Retiré la mano y él se frotó el brazo suavemente.
– Veo que sigues yendo al gimnasio. -Eché un vistazo al bloque de apartamentos, pero los federales y el policía canadiense continuaban dentro.
– ¿Te enteraste de aquel asunto en Prouts Neck hace un par de noches? -preguntó.
– Sí, lo vi en las noticias. Un federal americano de origen irlandés, tres italianos y cuatro camboyanos. Una matanza indiscriminada. ¿Por qué me lo preguntas?
– Intervino una persona más. Se llevó por delante a Paulie Block y a Jimmy Fribb con una escopeta de repetición, y no fue eso lo único que se llevó.
– Explícate.
– En el cabo se estaba produciendo un trueque: dinero a cambio de otra cosa. Los federales recibieron un soplo cuando Paulie Block y Chester Nash aparecieron en Portland. Suponen que se trataba de un rescate por alguien que ya estaba muerto. Ayer los hombres de la oficina del sheriff del condado de Norkfolk de Massachusetts desenterraron un cadáver cerca del Larz Andersson Park, una súbdita canadiense llamada Thani Pho. La descubrió un perro.
– Déjame adivinar -le interrumpí-. Thani Pho era de extracción camboyana.
Ellis asintió.
– Por lo visto, era estudiante de primer curso en Harvard; encontraron su bolso al lado. Según los resultados de la autopsia, la violaron y luego la enterraron viva. Tenía tierra en la garganta. En opinión de los federales y ese tal Eldritch, los hombres de Tony Celli secuestraron a la chica, engañaron a los camboyanos y luego se los cargaron ante las mismísimas narices de los federales. La investigación se ha centrado en Boston. A pesar del espectáculo en el cabo, los federales han concentrado toda su atención en Tony Celli. Esos dos agentes están atando precisamente los cabos sueltos.
– ¿Quién pagó el rescate?
Ellis se encogió de hombros.
– En ese punto cerró sus puertas el Departamento de Información Gratuita del FBI, pero hay sospechas de que existe relación entre el trueque y el asesinato de Thani Pho, y si interviene el tal Eldritch, es muy posible que haya por medio intereses canadienses. Estos billetes procedían de un banco de Toronto, y también los billetes que cayeron del maletín con el dinero del rescate en el cabo. El problema es que el resto del dinero ha desaparecido, y ahí entra en juego esa otra persona de la que te hablaba.
– ¿Cuánto?
– Según dicen, dos millones.
Me pasé las manos por el pelo y me masajeé los músculos de la nuca. Billy Purdue: ese tipo era como una bala perdida infernal que rebotaría de una persona a otra y destruiría vidas hasta que se le agotase la energía o lo detuviese algo. Si lo que decía Ellis era cierto, Billy se había enterado de algún modo del pacto de Tony Celli en el cabo, quizás incluso había participado en algún momento, y había decidido sacar tajada, quizá con la esperanza de recuperar a su ex mujer y a su hijo e iniciar una nueva vida en algún sitio, algún lugar donde poder dejar atrás el pasado.

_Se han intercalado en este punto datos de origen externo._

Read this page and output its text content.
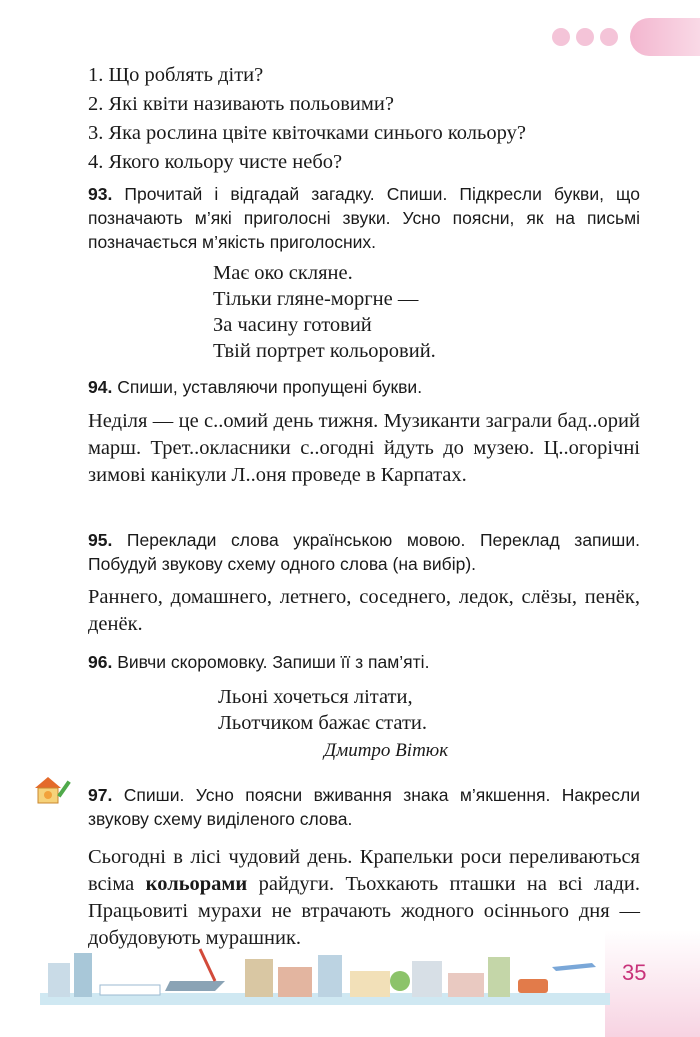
1. Що роблять діти?
2. Які квіти називають польовими?
3. Яка рослина цвіте квіточками синього кольору?
4. Якого кольору чисте небо?
93. Прочитай і відгадай загадку. Спиши. Підкресли букви, що позначають м’які приголосні звуки. Усно поясни, як на письмі позначається м’якість приголосних.
Має око скляне.
Тільки гляне-моргне —
За часину готовий
Твій портрет кольоровий.
94. Спиши, уставляючи пропущені букви.
Неділя — це с..омий день тижня. Музиканти заграли бад..орий марш. Трет..окласники с..огодні йдуть до музею. Ц..огорічні зимові канікули Л..оня проведе в Карпатах.
95. Переклади слова українською мовою. Переклад запиши. Побудуй звукову схему одного слова (на вибір).
Раннего, домашнего, летнего, соседнего, ледок, слёзы, пенёк, денёк.
96. Вивчи скоромовку. Запиши її з пам’яті.
Льоні хочеться літати,
Льотчиком бажає стати.
Дмитро Вітюк
97. Спиши. Усно поясни вживання знака м’якшення. Накресли звукову схему виділеного слова.
Сьогодні в лісі чудовий день. Крапельки роси переливаються всіма кольорами райдуги. Тьохкають пташки на всі лади. Працьовиті мурахи не втрачають жодного осіннього дня — добудовують мурашник.
35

– ¿Aún crees que Billy mató a Rita y a su propio hijo? -pregunté en voz baja.
– Posiblemente -contestó Ellis con un gesto de indiferencia-. No veo a nadie más en perspectiva.
– ¿Y le cosió la boca con hilo negro?
– No lo sé. Si estaba tan loco como para enemistarse con Tony Celli, también podía estarlo como para coser la boca a su ex mujer.

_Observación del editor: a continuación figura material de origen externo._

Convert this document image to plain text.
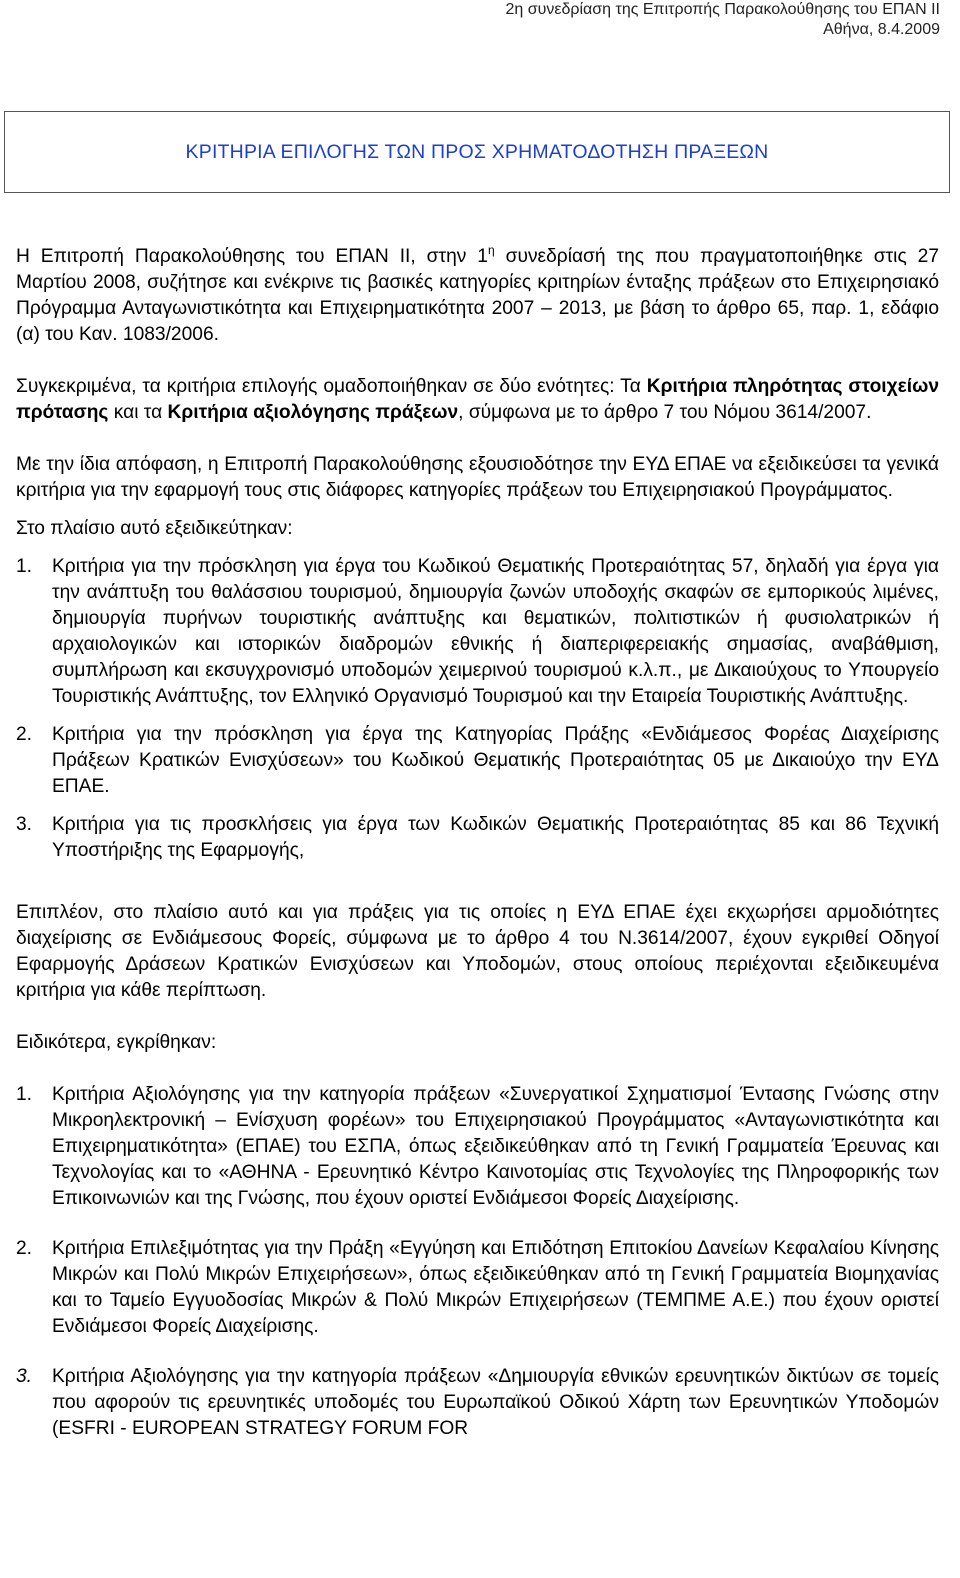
2η συνεδρίαση της Επιτροπής Παρακολούθησης του ΕΠΑΝ ΙΙ
Αθήνα, 8.4.2009
ΚΡΙΤΗΡΙΑ ΕΠΙΛΟΓΗΣ ΤΩΝ ΠΡΟΣ ΧΡΗΜΑΤΟΔΟΤΗΣΗ ΠΡΑΞΕΩΝ

Η Επιτροπή Παρακολούθησης του ΕΠΑΝ ΙΙ, στην $1^\eta$ συνεδρίασή της που πραγματοποιήθηκε στις 27 Μαρτίου 2008, συζήτησε και ενέκρινε τις βασικές κατηγορίες κριτηρίων ένταξης πράξεων στο Επιχειρησιακό Πρόγραμμα Ανταγωνιστικότητα και Επιχειρηματικότητα 2007 – 2013, με βάση το άρθρο 65, παρ. 1, εδάφιο (α) του Καν. 1083/2006.

Συγκεκριμένα, τα κριτήρια επιλογής ομαδοποιήθηκαν σε δύο ενότητες: Τα Κριτήρια πληρότητας στοιχείων πρότασης και τα Κριτήρια αξιολόγησης πράξεων, σύμφωνα με το άρθρο 7 του Νόμου 3614/2007.

Με την ίδια απόφαση, η Επιτροπή Παρακολούθησης εξουσιοδότησε την ΕΥΔ ΕΠΑΕ να εξειδικεύσει τα γενικά κριτήρια για την εφαρμογή τους στις διάφορες κατηγορίες πράξεων του Επιχειρησιακού Προγράμματος.

Στο πλαίσιο αυτό εξειδικεύτηκαν:

1.	Κριτήρια για την πρόσκληση για έργα του Κωδικού Θεματικής Προτεραιότητας 57, δηλαδή για έργα για την ανάπτυξη του θαλάσσιου τουρισμού, δημιουργία ζωνών υποδοχής σκαφών σε εμπορικούς λιμένες, δημιουργία πυρήνων τουριστικής ανάπτυξης και θεματικών, πολιτιστικών ή φυσιολατρικών ή αρχαιολογικών και ιστορικών διαδρομών εθνικής ή διαπεριφερειακής σημασίας, αναβάθμιση, συμπλήρωση και εκσυγχρονισμό υποδομών χειμερινού τουρισμού κ.λ.π., με Δικαιούχους το Υπουργείο Τουριστικής Ανάπτυξης, τον Ελληνικό Οργανισμό Τουρισμού και την Εταιρεία Τουριστικής Ανάπτυξης.
2.	Κριτήρια για την πρόσκληση για έργα της Κατηγορίας Πράξης «Ενδιάμεσος Φορέας Διαχείρισης Πράξεων Κρατικών Ενισχύσεων» του Κωδικού Θεματικής Προτεραιότητας 05 με Δικαιούχο την ΕΥΔ ΕΠΑΕ.
3.	Κριτήρια για τις προσκλήσεις για έργα των Κωδικών Θεματικής Προτεραιότητας 85 και 86 Τεχνική Υποστήριξης της Εφαρμογής,

Επιπλέον, στο πλαίσιο αυτό και για πράξεις για τις οποίες η ΕΥΔ ΕΠΑΕ έχει εκχωρήσει αρμοδιότητες διαχείρισης σε Ενδιάμεσους Φορείς, σύμφωνα με το άρθρο 4 του Ν.3614/2007, έχουν εγκριθεί Οδηγοί Εφαρμογής Δράσεων Κρατικών Ενισχύσεων και Υποδομών, στους οποίους περιέχονται εξειδικευμένα κριτήρια για κάθε περίπτωση.

Ειδικότερα, εγκρίθηκαν:

1.	Κριτήρια Αξιολόγησης για την κατηγορία πράξεων «Συνεργατικοί Σχηματισμοί Έντασης Γνώσης στην Μικροηλεκτρονική – Ενίσχυση φορέων» του Επιχειρησιακού Προγράμματος «Ανταγωνιστικότητα και Επιχειρηματικότητα» (ΕΠΑΕ) του ΕΣΠΑ, όπως εξειδικεύθηκαν από τη Γενική Γραμματεία Έρευνας και Τεχνολογίας και το «ΑΘΗΝΑ - Ερευνητικό Κέντρο Καινοτομίας στις Τεχνολογίες της Πληροφορικής των Επικοινωνιών και της Γνώσης, που έχουν οριστεί Ενδιάμεσοι Φορείς Διαχείρισης.
2.	Κριτήρια Επιλεξιμότητας για την Πράξη «Εγγύηση και Επιδότηση Επιτοκίου Δανείων Κεφαλαίου Κίνησης Μικρών και Πολύ Μικρών Επιχειρήσεων», όπως εξειδικεύθηκαν από τη Γενική Γραμματεία Βιομηχανίας και το Ταμείο Εγγυοδοσίας Μικρών & Πολύ Μικρών Επιχειρήσεων (ΤΕΜΠΜΕ Α.Ε.) που έχουν οριστεί Ενδιάμεσοι Φορείς Διαχείρισης.
3.	Κριτήρια Αξιολόγησης για την κατηγορία πράξεων «Δημιουργία εθνικών ερευνητικών δικτύων σε τομείς που αφορούν τις ερευνητικές υποδομές του Ευρωπαϊκού Οδικού Χάρτη των Ερευνητικών Υποδομών (ESFRI - EUROPEAN STRATEGY FORUM FOR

Pero me constaba que Ellis no lo creía. El dinero lo cambiaba todo. Había personas capaces de causar muchísimo daño por echarle el guante a una cantidad así, Tony Celli era una de ellas, sobre todo si, como era probable, consideraba que el dinero era suyo. Sin embargo, los destrozos en la boca de Rita no concordaban. Ni el hecho de que no la hubieran torturado. Su asesino no la mató mientras trataba de sonsacarle algo. La mató porque alguien la quería muerta, y tenía la boca cosida porque esa misma persona quería transmitir un mensaje a quien la encontrase.
Dos millones de dólares: semejante cantidad iba a desencadenar una avalancha de problemas, y detrás estarían Tony Celli y, quizá, la gente a quien él había intentado engañar. Era un verdadero lío. Por entonces yo aún no lo sabía, pero el dinero había atraído también a otras personas, a individuos deseosos de asegurárselo para sus propios fines, a quienes no preocupaba tener que matar para conseguirlo.